There was an attractiveness in soft accents and soft landscapes during years in the North. The strident denunciation of all things “Irish” by voices certain of their righteousness was something that pained. An unhappy man would write angry letters to the “Belfast Telegraph” signing himself as “Non-Celt” and then giving his address as an unmistakeably Irish placename. A mural inspired by tales of Cú Chulainn bore the inscription “Irish Out”. If people wished to reject any suggestion that they had an Irish identity – despite all the evidence to the contrary, including even the name of their country, then that was their choice; it became annoying when they sought to impose those views on others.

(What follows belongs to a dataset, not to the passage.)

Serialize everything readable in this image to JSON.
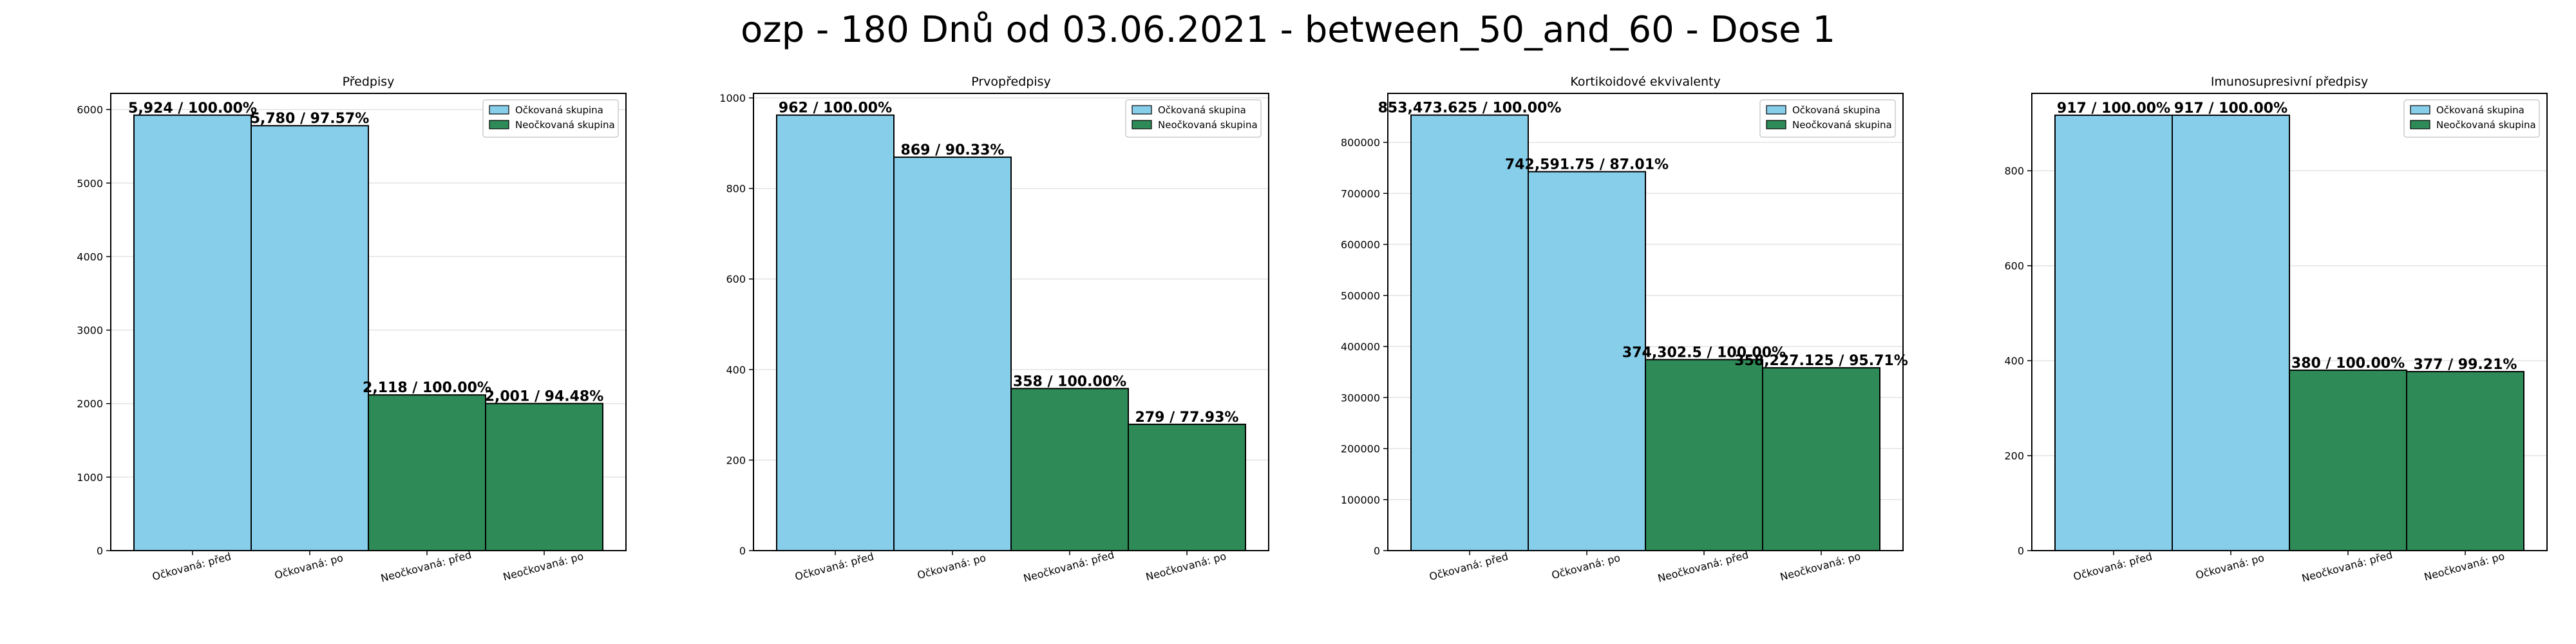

Always, there was Seamus Heaney to describe an Ireland very different from that inhabited by Free Presbyterian preachers, an Ireland where life was something to be affirmed, where even the things of daily life could be occasions of delight, moments when words became almost tactile. It seemed extraordinary at times that Heaney inhabited the same land, so different were his perspectives.

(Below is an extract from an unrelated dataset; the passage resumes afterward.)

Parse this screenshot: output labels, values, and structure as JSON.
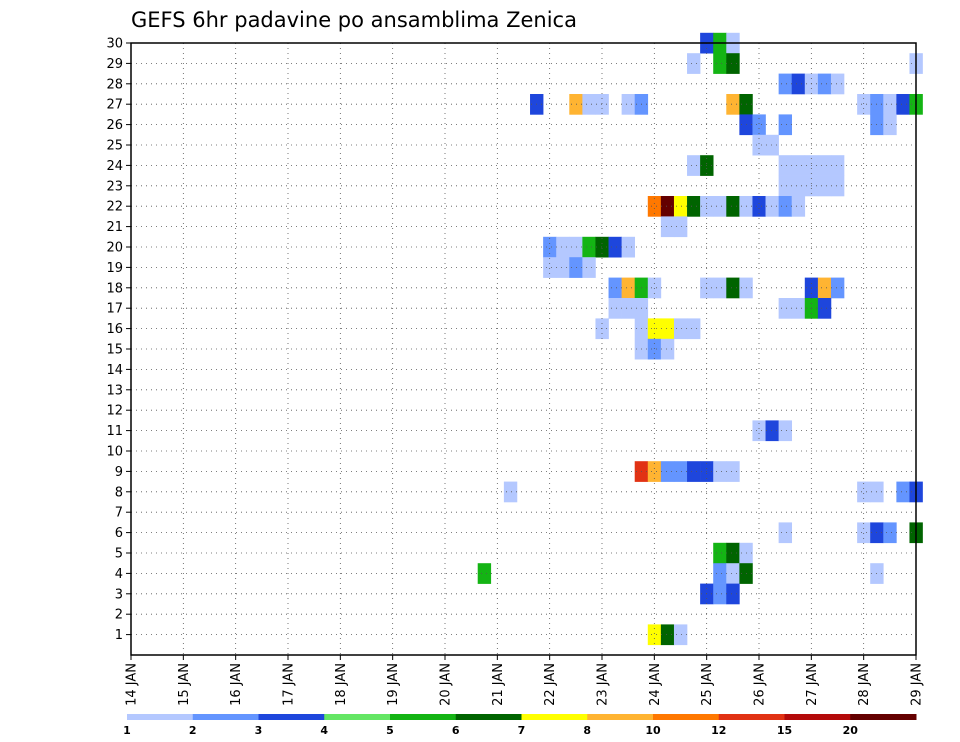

Each of Heaney’s collections of poems would be bought from bookstores in Belfast, in latter years from Waterstone’s because in Waterstone’s there was a feeling of stepping out of a world of accordion bands and garishly uniformed youths into a world where softness might be a possibility.
Heaney described the area in which we lived in the lines of “The Peninsula”, it seemed to be transformed in his description. From being a place of fundamentalist mission halls and hardline politics, it acquired a sense of being somewhere different. Looking seaward, it was easier to imagine the words assuming reality, than looking at the drab villages that dotted the coast.
The RTE weather forecast this evening gave gales from Mizen Head to Hook Head, it is an alarming disturbance of the soft evening, for tomorrow we sail from Rosslare to Pembroke.
Heaney would have provided a perfect accompaniment to the weather report. The seventh of his Glanmore sonnets:
Dogger, Rockall, Malin, Irish Sea:
Green, swift upsurges, North Atlantic flux
Conjured by that strong gale-warning voice,
Collapse into a sibilant penumbra.
Midnight and closedown. Sirens of the tundra,
Of eel-road, seal-road, keel-road, whale-road, raise
Their wind-compounded keen behind the baize
And drive the trawlers to the lee of Wicklow.
L’Etoile, Le Guillemot, La Belle Hélène
Nursed their bright names this morning in the bay
That toiled like mortar. It was marvellous
And actual, I said out loud, ‘A haven,’
The word deepening, clearing, like the sky
Elsewhere on Minches, Cromarty, The Faroes.
It is good to live in a land of softness. May it be present in the morning.